The Pensions Regulator (TPR) has blasted the unacceptable performance of small pension schemes in the UK and told them to improve or leave the market.
The criticism came as TPR released figures yesterday showing that only 1% of small schemes with 12 to 99 members meet all the governance standards expected of them.
This is in stark contrast to the 71% of total pension schemes that are meeting all the trusteeship and governance standards, an increase from 54% in 2018 and 32% the year before.
"These figures clearly show that people saving for their retirement are generally far better served by big schemes than small," TPR executive director, David Fairs, said.
"This long tail of smaller schemes which do not meet the standards we expect is simply unacceptable."
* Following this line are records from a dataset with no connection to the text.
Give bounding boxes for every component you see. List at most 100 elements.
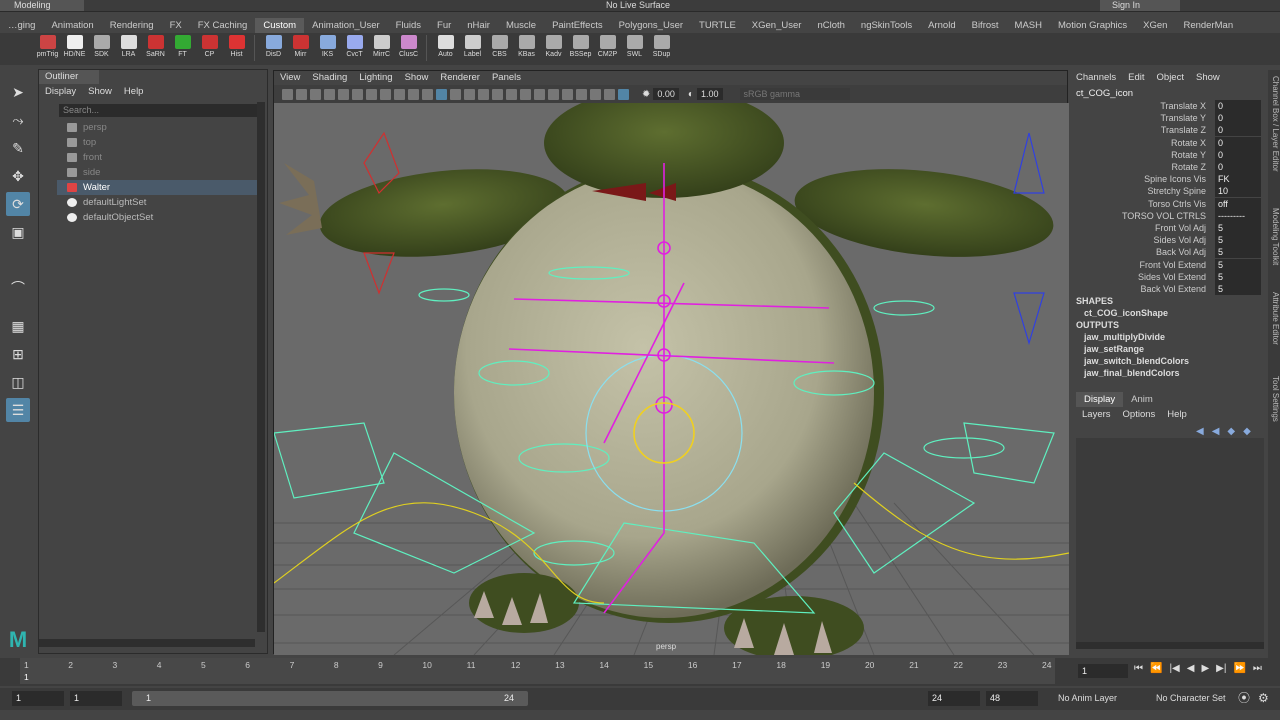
layer-menu-help[interactable]: Help (1167, 409, 1187, 420)
layer-menu-layers[interactable]: Layers (1082, 409, 1111, 420)
shelf-tab[interactable]: Arnold (920, 18, 963, 33)
channel-row[interactable]: Translate Y 0 (1072, 112, 1262, 125)
shelf-tab[interactable]: ngSkinTools (853, 18, 920, 33)
outliner-menu-display[interactable]: Display (45, 86, 76, 97)
cb-menu-channels[interactable]: Channels (1076, 72, 1116, 83)
channel-value[interactable]: 5 (1215, 258, 1261, 271)
shelf-tab[interactable]: Animation_User (304, 18, 388, 33)
channel-row[interactable]: Translate Z 0 (1072, 124, 1262, 137)
3d-scene[interactable]: persp (274, 103, 1069, 655)
move-layer-down-icon[interactable]: ◀ (1212, 426, 1220, 437)
output-item[interactable]: jaw_switch_blendColors (1084, 356, 1189, 366)
gamma-field[interactable]: 1.00 (696, 88, 723, 100)
channel-row[interactable]: Rotate Y 0 (1072, 148, 1262, 161)
shelf-button[interactable]: SaRN (142, 33, 169, 63)
shelf-tab[interactable]: XGen (1135, 18, 1175, 33)
shelf-tab[interactable]: FX Caching (190, 18, 256, 33)
shelf-button[interactable]: ClusC (395, 33, 422, 63)
outliner-menu-help[interactable]: Help (124, 86, 144, 97)
paint-select-icon[interactable]: ✎ (6, 136, 30, 160)
tab-channel-box[interactable]: Channel Box / Layer Editor (1268, 76, 1280, 172)
shelf-button[interactable]: Label (459, 33, 486, 63)
field-chart-icon[interactable] (394, 88, 405, 100)
gate-mask-icon[interactable] (380, 88, 391, 100)
play-forward-icon[interactable]: ▶ (1201, 663, 1209, 674)
workspace-dropdown[interactable]: Modeling (0, 0, 84, 11)
shelf-button[interactable]: CP (196, 33, 223, 63)
output-item[interactable]: jaw_setRange (1084, 344, 1144, 354)
move-tool-icon[interactable]: ✥ (6, 164, 30, 188)
channel-value[interactable]: 5 (1215, 283, 1261, 295)
channel-value[interactable]: 5 (1215, 270, 1261, 283)
shelf-tab[interactable]: Custom (255, 18, 305, 33)
channel-row[interactable]: TORSO VOL CTRLS --------- (1072, 209, 1262, 222)
cb-menu-object[interactable]: Object (1157, 72, 1184, 83)
auto-key-icon[interactable]: ⦿ (1238, 691, 1250, 706)
channel-row[interactable]: Sides Vol Adj 5 (1072, 234, 1262, 247)
shelf-tab[interactable]: Animation (43, 18, 101, 33)
channel-value[interactable]: FK (1215, 173, 1261, 186)
shelf-tab[interactable]: Polygons_User (611, 18, 691, 33)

The research also found that just 20% of schemes take climate change into account when considering their investment approach, despite this being mandatory from October.
However, three-quarters of schemes reported that they have more than half of the cyber security controls expected by the TPR in place, which were published last year.
And two-thirds of trustees directly contacted by TPR went on to spend more time on governance, with the regulator insisting it is approaching more small schemes.
It said it is taking a more "directive style" of communication, clarifying priorities and providing simple steps for complying with the fundamentals of good governance.
The TPR research also found that 43% of small schemes have considered winding up.
"They recognise that savers will generally get better value in a larger, better-run scheme which can benefit from economies of scale," Fairs continued.
"All trustees - of pension schemes big and small - should be taking their role tremendously seriously and ensuring they are running their scheme properly so savers get a good retirement."